We all know that it is not possible for such essential genes (“BCC7”, “PD1” or “PDL1”) without enriched terms.
The core reason is that the three genes are actually aliases while enrichGO
sets argument keyType = "SYMBOL"
, which cause enrichGO
only accepts official symbols. This function is based on organism annotation package (e.g. org.Hs.eg.db
) and it will accept different types of data from org.Hs.eg.db
:
## [1] "ACCNUM" "ALIAS" "ENSEMBL" "ENSEMBLPROT" "ENSEMBLTRANS"
## [6] "ENTREZID" "ENZYME" "EVIDENCE" "EVIDENCEALL" "GENENAME"

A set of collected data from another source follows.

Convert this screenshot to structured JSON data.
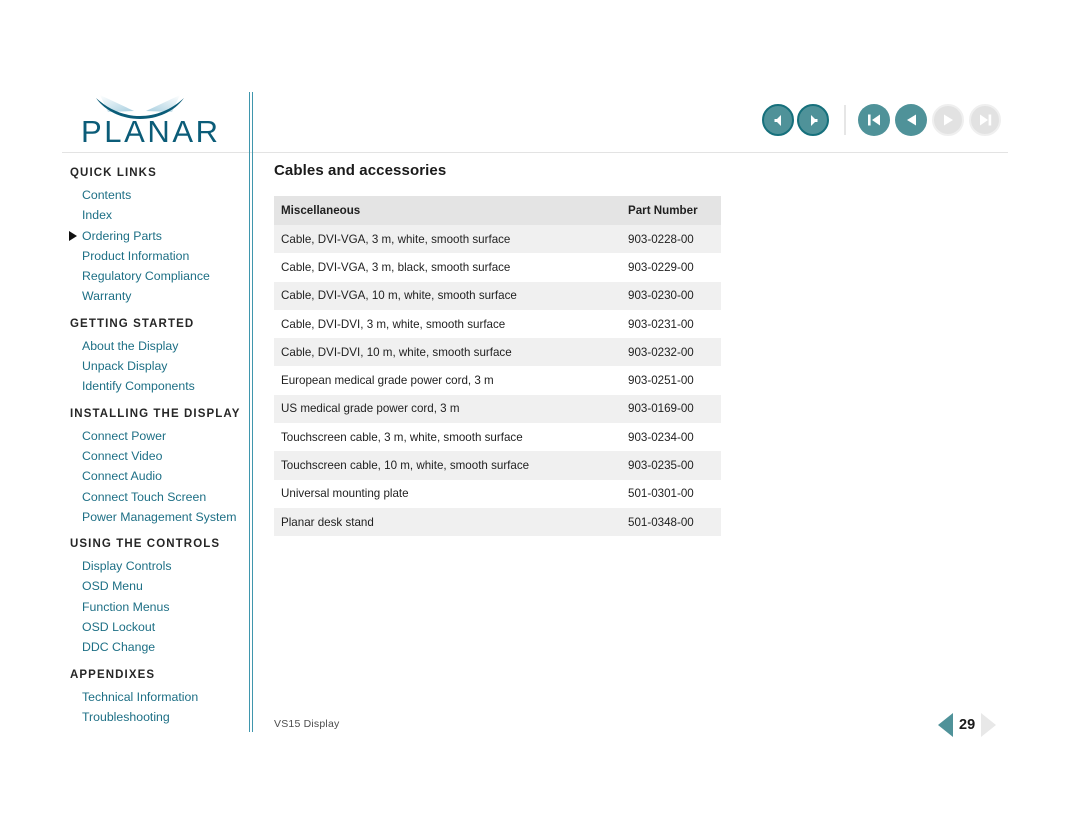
{
  "brand": {
    "logo_text": "PLANAR",
    "logo_name": "planar-logo"
  },
  "topnav": {
    "back_label": "back-arrow",
    "forward_label": "forward-arrow",
    "first_page_label": "first-page",
    "prev_page_label": "previous-page",
    "next_page_label": "next-page",
    "last_page_label": "last-page"
  },
  "sidebar": {
    "sections": [
      {
        "heading": "QUICK LINKS",
        "items": [
          {
            "label": "Contents",
            "current": false
          },
          {
            "label": "Index",
            "current": false
          },
          {
            "label": "Ordering Parts",
            "current": true
          },
          {
            "label": "Product Information",
            "current": false
          },
          {
            "label": "Regulatory Compliance",
            "current": false
          },
          {
            "label": "Warranty",
            "current": false
          }
        ]
      },
      {
        "heading": "GETTING STARTED",
        "items": [
          {
            "label": "About the Display",
            "current": false
          },
          {
            "label": "Unpack Display",
            "current": false
          },
          {
            "label": "Identify Components",
            "current": false
          }
        ]
      },
      {
        "heading": "INSTALLING THE DISPLAY",
        "items": [
          {
            "label": "Connect Power",
            "current": false
          },
          {
            "label": "Connect Video",
            "current": false
          },
          {
            "label": "Connect Audio",
            "current": false
          },
          {
            "label": "Connect Touch Screen",
            "current": false
          },
          {
            "label": "Power Management System",
            "current": false
          }
        ]
      },
      {
        "heading": "USING THE CONTROLS",
        "items": [
          {
            "label": "Display Controls",
            "current": false
          },
          {
            "label": "OSD Menu",
            "current": false
          },
          {
            "label": "Function Menus",
            "current": false
          },
          {
            "label": "OSD Lockout",
            "current": false
          },
          {
            "label": "DDC Change",
            "current": false
          }
        ]
      },
      {
        "heading": "APPENDIXES",
        "items": [
          {
            "label": "Technical Information",
            "current": false
          },
          {
            "label": "Troubleshooting",
            "current": false
          }
        ]
      }
    ]
  },
  "main": {
    "title": "Cables and accessories",
    "table": {
      "headers": [
        "Miscellaneous",
        "Part Number"
      ],
      "rows": [
        [
          "Cable, DVI-VGA, 3 m, white, smooth surface",
          "903-0228-00"
        ],
        [
          "Cable, DVI-VGA, 3 m, black, smooth surface",
          "903-0229-00"
        ],
        [
          "Cable, DVI-VGA, 10 m, white, smooth surface",
          "903-0230-00"
        ],
        [
          "Cable, DVI-DVI, 3 m, white, smooth surface",
          "903-0231-00"
        ],
        [
          "Cable, DVI-DVI, 10 m, white, smooth surface",
          "903-0232-00"
        ],
        [
          "European medical grade power cord, 3 m",
          "903-0251-00"
        ],
        [
          "US medical grade power cord, 3 m",
          "903-0169-00"
        ],
        [
          "Touchscreen cable, 3 m, white, smooth surface",
          "903-0234-00"
        ],
        [
          "Touchscreen cable, 10 m, white, smooth surface",
          "903-0235-00"
        ],
        [
          "Universal mounting plate",
          "501-0301-00"
        ],
        [
          "Planar desk stand",
          "501-0348-00"
        ]
      ]
    }
  },
  "footer": {
    "document_label": "VS15 Display",
    "page_number": "29"
  },
  "colors": {
    "teal": "#4f9299",
    "teal_dark": "#16707c",
    "link": "#1d6f85",
    "logo_blue": "#0b5c78",
    "row_shade": "#f0f0f0",
    "header_shade": "#e4e4e4",
    "disabled_gray": "#e2e2e2"
  }
}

## [11] "GO" "GOALL" "IPI" "MAP" "OMIM"
## [16] "ONTOLOGY" "ONTOLOGYALL" "PATH" "PFAM" "PMID"
## [21] "PROSITE" "REFSEQ" "SYMBOL" "UCSCKG" "UNIGENE"
## [26] "UNIPROT"
Only by specifying keyType = 'ALIAS'
, the program could recognize gene alias, however it still could not distinguish the mixture of symbol and alias.